Переброшенное через диванную спинку тело трепетало, дергалось, издавало протяжные и отрывистые звуки, чередовало их, как в морзянке. К столику подтягивались зрители, но приближаться не решались, замерли в отдалении, вытягивали шеи. Туша рыпнулась сильнее, свободная лапа выдралась из-под могучей груди и с размаху снесла обе тарелки с остывшим мясом и картошкой.
– Урод! – выдохнул Саня. – Вот скотина, жертва аборта. Отпусти его, пусть живет, он же убогий на всю башку. Я их семейку знаю – папу «белочка» забрала, у мамы наследственная шизофрения.
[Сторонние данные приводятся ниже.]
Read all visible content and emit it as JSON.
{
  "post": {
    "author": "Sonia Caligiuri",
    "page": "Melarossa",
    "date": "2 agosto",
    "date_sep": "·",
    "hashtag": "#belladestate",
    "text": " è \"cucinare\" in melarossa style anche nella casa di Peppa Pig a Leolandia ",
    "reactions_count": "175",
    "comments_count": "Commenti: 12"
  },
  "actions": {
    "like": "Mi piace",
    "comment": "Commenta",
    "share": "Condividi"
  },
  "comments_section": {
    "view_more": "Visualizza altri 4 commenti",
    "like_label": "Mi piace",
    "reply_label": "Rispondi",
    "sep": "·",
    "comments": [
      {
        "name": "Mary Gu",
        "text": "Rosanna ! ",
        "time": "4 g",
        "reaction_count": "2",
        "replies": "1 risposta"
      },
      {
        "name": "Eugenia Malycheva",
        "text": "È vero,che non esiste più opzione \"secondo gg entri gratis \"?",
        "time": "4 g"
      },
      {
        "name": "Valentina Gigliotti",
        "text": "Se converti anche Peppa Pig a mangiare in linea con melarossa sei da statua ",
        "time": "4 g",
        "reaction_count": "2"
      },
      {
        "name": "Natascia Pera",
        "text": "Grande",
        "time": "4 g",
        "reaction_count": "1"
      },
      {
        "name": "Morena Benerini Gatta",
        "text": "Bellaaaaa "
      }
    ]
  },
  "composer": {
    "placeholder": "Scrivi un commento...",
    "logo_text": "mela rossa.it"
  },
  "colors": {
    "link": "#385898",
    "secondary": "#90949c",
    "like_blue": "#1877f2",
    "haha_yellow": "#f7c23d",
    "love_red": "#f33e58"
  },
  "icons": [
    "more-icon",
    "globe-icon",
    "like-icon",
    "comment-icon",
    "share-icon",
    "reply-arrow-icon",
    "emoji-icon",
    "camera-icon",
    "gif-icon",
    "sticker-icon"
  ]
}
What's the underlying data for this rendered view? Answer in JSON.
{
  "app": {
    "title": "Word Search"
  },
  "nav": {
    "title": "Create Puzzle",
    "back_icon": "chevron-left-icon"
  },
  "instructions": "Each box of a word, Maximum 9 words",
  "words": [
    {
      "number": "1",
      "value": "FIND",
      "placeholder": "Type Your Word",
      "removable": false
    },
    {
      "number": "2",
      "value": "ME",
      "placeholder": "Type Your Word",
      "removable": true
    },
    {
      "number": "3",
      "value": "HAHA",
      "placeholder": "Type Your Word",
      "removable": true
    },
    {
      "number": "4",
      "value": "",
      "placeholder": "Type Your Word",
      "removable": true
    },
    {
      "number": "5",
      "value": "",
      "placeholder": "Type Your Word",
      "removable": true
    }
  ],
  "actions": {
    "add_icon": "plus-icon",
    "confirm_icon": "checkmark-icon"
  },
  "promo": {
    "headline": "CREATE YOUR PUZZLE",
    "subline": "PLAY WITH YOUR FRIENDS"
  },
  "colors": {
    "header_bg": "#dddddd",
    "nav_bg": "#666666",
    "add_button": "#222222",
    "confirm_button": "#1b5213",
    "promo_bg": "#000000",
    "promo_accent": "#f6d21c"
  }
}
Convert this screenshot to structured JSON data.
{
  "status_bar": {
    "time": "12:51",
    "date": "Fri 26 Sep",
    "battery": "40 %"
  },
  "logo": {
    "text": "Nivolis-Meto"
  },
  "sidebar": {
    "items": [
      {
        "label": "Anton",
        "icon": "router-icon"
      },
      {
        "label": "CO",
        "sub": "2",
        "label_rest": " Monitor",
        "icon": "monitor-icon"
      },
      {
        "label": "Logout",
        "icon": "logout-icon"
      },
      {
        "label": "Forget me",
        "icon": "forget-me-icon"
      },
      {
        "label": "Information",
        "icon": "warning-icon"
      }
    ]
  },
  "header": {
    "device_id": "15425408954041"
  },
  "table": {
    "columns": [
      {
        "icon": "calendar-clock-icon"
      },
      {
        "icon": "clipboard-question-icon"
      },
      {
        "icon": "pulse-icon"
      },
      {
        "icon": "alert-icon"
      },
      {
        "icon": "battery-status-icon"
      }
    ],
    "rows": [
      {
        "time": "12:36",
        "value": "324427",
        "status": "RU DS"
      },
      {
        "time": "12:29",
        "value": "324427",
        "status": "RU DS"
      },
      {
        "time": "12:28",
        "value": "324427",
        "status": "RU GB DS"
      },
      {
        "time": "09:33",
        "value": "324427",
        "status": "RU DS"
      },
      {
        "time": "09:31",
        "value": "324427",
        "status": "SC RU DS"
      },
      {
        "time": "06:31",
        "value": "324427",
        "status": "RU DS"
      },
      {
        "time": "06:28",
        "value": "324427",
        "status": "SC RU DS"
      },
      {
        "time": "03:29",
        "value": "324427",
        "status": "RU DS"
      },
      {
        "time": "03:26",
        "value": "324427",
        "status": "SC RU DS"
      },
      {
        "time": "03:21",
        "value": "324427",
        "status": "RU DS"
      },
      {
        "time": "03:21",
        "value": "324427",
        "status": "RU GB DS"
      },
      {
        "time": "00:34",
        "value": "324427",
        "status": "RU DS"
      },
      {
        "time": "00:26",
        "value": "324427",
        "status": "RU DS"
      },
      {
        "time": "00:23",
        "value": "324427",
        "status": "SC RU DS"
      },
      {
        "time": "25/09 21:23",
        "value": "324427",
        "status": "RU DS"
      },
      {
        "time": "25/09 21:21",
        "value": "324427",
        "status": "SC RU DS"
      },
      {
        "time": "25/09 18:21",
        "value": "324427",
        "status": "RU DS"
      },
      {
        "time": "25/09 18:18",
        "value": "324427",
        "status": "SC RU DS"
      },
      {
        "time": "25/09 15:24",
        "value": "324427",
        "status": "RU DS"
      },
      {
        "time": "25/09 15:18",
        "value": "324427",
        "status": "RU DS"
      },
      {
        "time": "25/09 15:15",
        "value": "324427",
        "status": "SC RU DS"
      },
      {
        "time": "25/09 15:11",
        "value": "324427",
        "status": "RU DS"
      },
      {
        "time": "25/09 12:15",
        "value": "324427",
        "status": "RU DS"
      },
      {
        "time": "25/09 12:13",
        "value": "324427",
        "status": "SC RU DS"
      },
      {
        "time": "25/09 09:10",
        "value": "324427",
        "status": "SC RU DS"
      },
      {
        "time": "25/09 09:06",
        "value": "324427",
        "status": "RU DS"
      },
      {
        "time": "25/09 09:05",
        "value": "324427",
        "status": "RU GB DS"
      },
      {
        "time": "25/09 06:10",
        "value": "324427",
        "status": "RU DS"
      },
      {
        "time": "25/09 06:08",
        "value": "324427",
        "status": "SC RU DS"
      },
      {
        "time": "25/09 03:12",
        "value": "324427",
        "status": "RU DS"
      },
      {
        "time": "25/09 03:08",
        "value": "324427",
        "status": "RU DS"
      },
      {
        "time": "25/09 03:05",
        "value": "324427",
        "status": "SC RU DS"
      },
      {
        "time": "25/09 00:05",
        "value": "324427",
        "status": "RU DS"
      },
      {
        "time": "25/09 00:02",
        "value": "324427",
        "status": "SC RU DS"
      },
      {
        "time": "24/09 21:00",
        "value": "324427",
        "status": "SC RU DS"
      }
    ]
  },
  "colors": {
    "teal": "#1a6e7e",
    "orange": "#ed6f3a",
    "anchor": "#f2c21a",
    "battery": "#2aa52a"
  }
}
Его стерилизовать надо, но это только по показаниям… – и ловко осушил свою рюмку, даже не поморщился. Покосился на пол и встал на ноги.
– Живи, придурок, – Илья разжал пальцы, взял со стола салфетку и принялся брезгливо вытирать руки, одновременно осматриваясь. Шоу закончилось, посетители заведения потеряли к происходящему интерес и уже возвращались к своему пиву. Носитель бракованного генетического материала грузно шевелился рядом, от него несло солодом и, как показалось Илье, дешевой сивухой. Крашеная фея всхлипывала, гневно пялилась на Илью и обеими руками вцепилась в пояс джинсов своего кавалера, помогая ему подняться. Илья выбрался из-за стола, переступил через размазанный по полу ужин, по примеру расчетливого хирурга выпил свою рюмку и направился к официантке – рассчитываться.
– Кондратьев, у нас с тобой как в том анекдоте, – пробормотал Саня, пока забирали из гардероба куртки. – Сидят медвежонок Винни и ослик Иа за столом. Оба в хлам, разумеется. На полу – остатки недоеденной свиньи. Винни говорит: а хорошо посидели. Жаль, Пятачок рано ушел.